Tuesday, December 13, 2011

Input Pipelines and Sensors Flow Soup

Fig 1. Input Layer Abstraction

By convention, Input devices are the peripherals which detect a human user input. And sensors are those which detect the environmental variation, related or not to the human.
Despite the existence of other definitions, both Input devices and sensors are needed to provide rich interaction with the user and allowing him to accomplish the tasks he want in less time.

Input devices can be the keyboard and the mouse and almost every application supports them but the definition also include touch and multitouch screens, touchpad, joysticks, etc.
From a wider point of view, keyboard and mouse seems to be two constant: K1, K2. They are modeled in operating systems using Finite State Machines and they are routed to the application without too much alteration of their original content. (Except the transformation of raw codes to ascii or unicode ones for example)

The "Why"
Operating systems, and I'll take Linux as an example, have abstraction layers to handle the input.
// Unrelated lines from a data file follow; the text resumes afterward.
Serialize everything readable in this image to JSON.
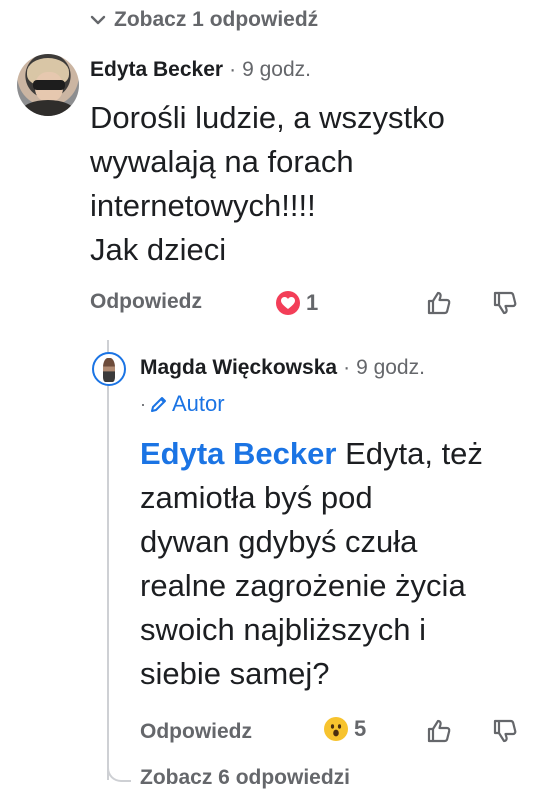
{
  "replies_toggle_top": {
    "label": "Zobacz 1 odpowiedź",
    "icon": "chevron-down-icon"
  },
  "comment": {
    "author": "Edyta Becker",
    "separator": "·",
    "time": "9 godz.",
    "lines": [
      "Dorośli ludzie, a wszystko",
      "wywalają na forach",
      "internetowych!!!!",
      "Jak dzieci"
    ],
    "reply_label": "Odpowiedz",
    "reaction": {
      "type": "heart",
      "count": "1"
    },
    "actions": {
      "like_icon": "thumbs-up-icon",
      "dislike_icon": "thumbs-down-icon"
    }
  },
  "reply": {
    "author": "Magda Więckowska",
    "separator": "·",
    "time": "9 godz.",
    "badge_separator": "·",
    "badge_label": "Autor",
    "badge_icon": "pencil-icon",
    "mention": "Edyta Becker",
    "line_first": " Edyta, też",
    "lines": [
      "zamiotła byś pod",
      "dywan gdybyś czuła",
      "realne zagrożenie życia",
      "swoich najbliższych i",
      "siebie samej?"
    ],
    "reply_label": "Odpowiedz",
    "reaction": {
      "type": "wow",
      "count": "5"
    },
    "actions": {
      "like_icon": "thumbs-up-icon",
      "dislike_icon": "thumbs-down-icon"
    }
  },
  "replies_toggle_bottom": {
    "label": "Zobacz 6 odpowiedzi"
  },
  "colors": {
    "link_blue": "#1b74e4",
    "secondary_text": "#65676b",
    "heart_red": "#f33e58"
  }
}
Every peripherals generating key clicks is seen as a keyboard. For touchpads, mice, touchscreens, pen, etc they are attached to a virtual pointer device, and are handled as a conventional mouse.
Device drivers may generate other information (finger blob size, blob orientation, etc.) but they are all eliminated and don't reach the application.

Last years, we have faced the emergence of an 1.unlimited number of input devices and sensors, each of them provide very different information. And in the other side, application, exposing a lot of features, or which have more dimensional variables than ones found in a single input device (3d object control in 3d environment).

With these 2 poles, the problem becomes obvious:
Why is the operating system preventing us from using all devices capabilities inside our rich applications ?

Ok, let's fix this and answer the question with another :
Do you have another solution for mapping input events to application features ?

Mapping Input events
Before speaking about mapping, we should study the input itself even taking few examples.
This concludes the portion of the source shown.